Left: the ASKAP image of ORC1; right: the much higher resolution MeerKAT image of ORC1.
Photo by SARAO & CSIRO
South Africa’s MeerKAT radio telescope array has achieved a major follow-up to a most significant discovery made by Australia’s ASKAP radio telescope array. MeerKAT has secured the highest resolution radio-wave image to date of an ‘odd radio circle’ (ORC), a still-unexplained phenomenon, originally discovered by ASKAP. The new image from MeerKAT has been published in the Monthly Notices of the Royal Astronomical Society.

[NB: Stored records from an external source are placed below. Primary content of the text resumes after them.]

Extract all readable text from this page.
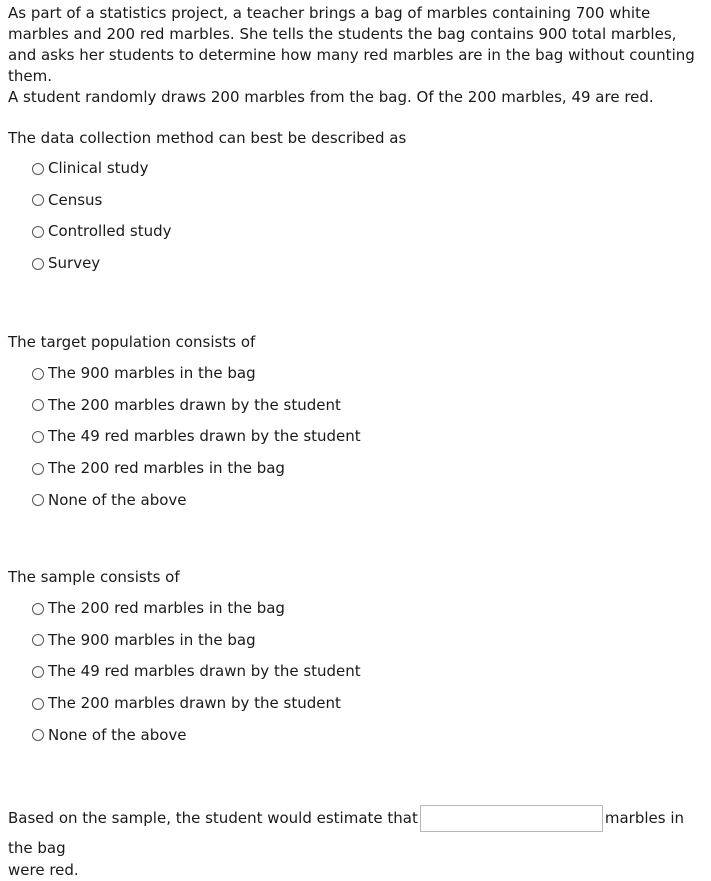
As part of a statistics project, a teacher brings a bag of marbles containing 700 white marbles and 200 red marbles. She tells the students the bag contains 900 total marbles, and asks her students to determine how many red marbles are in the bag without counting them.

A student randomly draws 200 marbles from the bag. Of the 200 marbles, 49 are red.

The data collection method can best be described as

Clinical study
Census
Controlled study
Survey

The target population consists of

The 900 marbles in the bag
The 200 marbles drawn by the student
The 49 red marbles drawn by the student
The 200 red marbles in the bag
None of the above

The sample consists of

The 200 red marbles in the bag
The 900 marbles in the bag
The 49 red marbles drawn by the student
The 200 marbles drawn by the student
None of the above

Based on the sample, the student would estimate that	marbles in the bag
were red.
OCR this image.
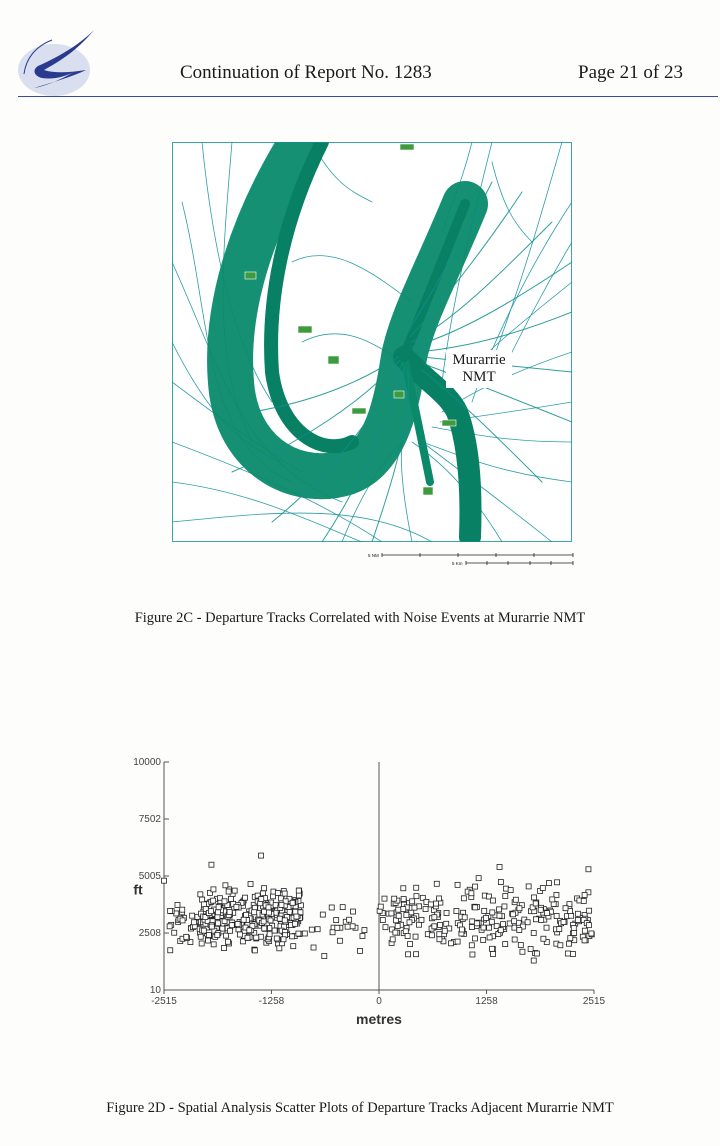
Continuation of Report No. 1283	Page 21 of 23
Murarrie
NMT
5 NM
5 Km
Figure 2C - Departure Tracks Correlated with Noise Events at Murarrie NMT
10000
7502
5005
2508
10
-2515	-1258	0	1258	2515
metres
ft
Figure 2D - Spatial Analysis Scatter Plots of Departure Tracks Adjacent Murarrie NMT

“[T]he ORC project is a great example of the clever use of MeerKAT by its users, playing to its strengths: ASKAP observes large swathes of the sky and can discover relatively rare types of objects; MeerKAT can then follow up to study them in greater detail,” highlighted South African Radio Astronomy Observatory Chief Scientist Dr Fernando Camilo. Both MeerKAT and ASKAP are precursors of the international Square Kilometre Array (SKA) radio telescope (indeed, the name ASKAP comes from Australian SKA Precursor), which will be co-hosted by South Africa and Australia.
So far, only five ORCs have been discovered. (The new MeerKAT image is of ORC1.) They can only be detected on the radio wavelengths of the electromagnetic spectrum; astronomers searching for them on the visual light, infrared and X-ray wavelengths have not yet found any sign of them.

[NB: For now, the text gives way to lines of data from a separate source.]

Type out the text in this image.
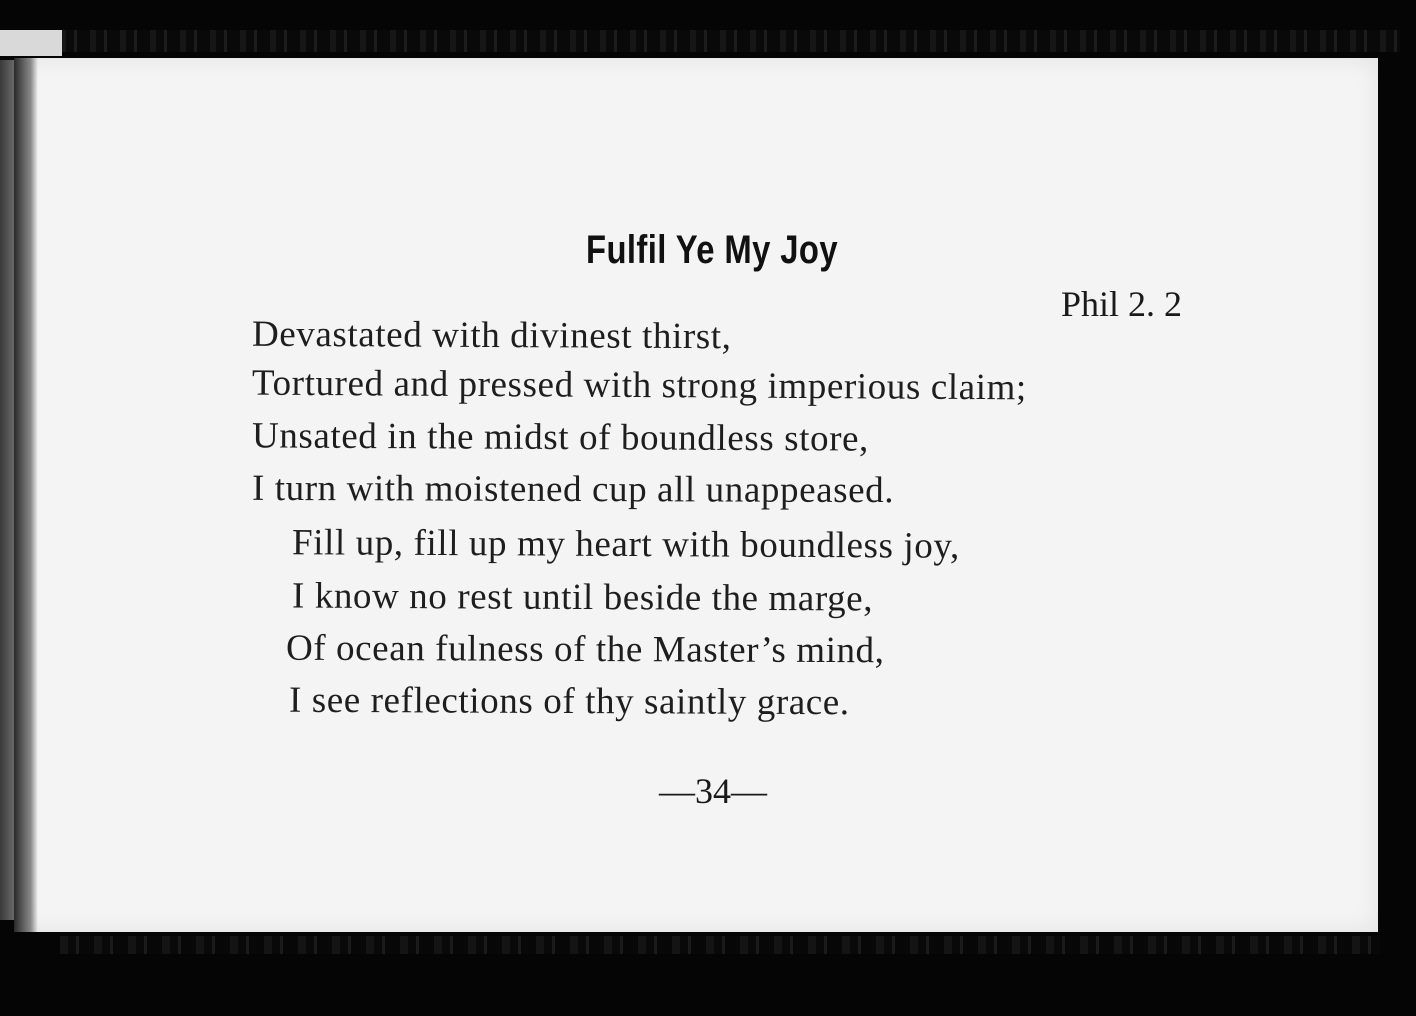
Fulfil Ye My Joy
Phil 2. 2
Devastated with divinest thirst,
Tortured and pressed with strong imperious claim;
Unsated in the midst of boundless store,
I turn with moistened cup all unappeased.
Fill up, fill up my heart with boundless joy,
I know no rest until beside the marge,
Of ocean fulness of the Master’s mind,
I see reflections of thy saintly grace.
—34—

“We know ORCs are rings of faint radio emissions surrounding a galaxy with a highly active black hole at its centre, but we don’t yet know what causes them, or why they are so rare,” reported study co-author, (Australian) Commonwealth Scientific and Industrial Research Organisation and Western Sydney University scientist Professor Ray Norris. “No doubt the SKA telescopes, once built, will find many more ORCs and be able to tell us more about the lifecycle of galaxies.”
ORCs are enormous: they have a diameter of about a million light years, which is 16 times that of our own galaxy, the Milky Way. But because they are faint, they are hard to detect.
There are currently three main theories concerning the origin of ORCs. One is that they could be the aftereffect of a huge explosion at the centres of their galaxies (such as would happen if two supermassive black holes merged). The second theory is that they are created by powerful jets of energetic particles spewed out of their galactic centres. The third theory is that they are the result of a ‘starburst termination shock’, resulting from the intense production of stars in a galaxy. (A termination shock is a standing shock wave in space, where the solar wind of a star, or in this case, the combined solar winds of many stars, encounters the interstellar or intergalactic medium of dust and gas and is decelerated to subsonic speeds.)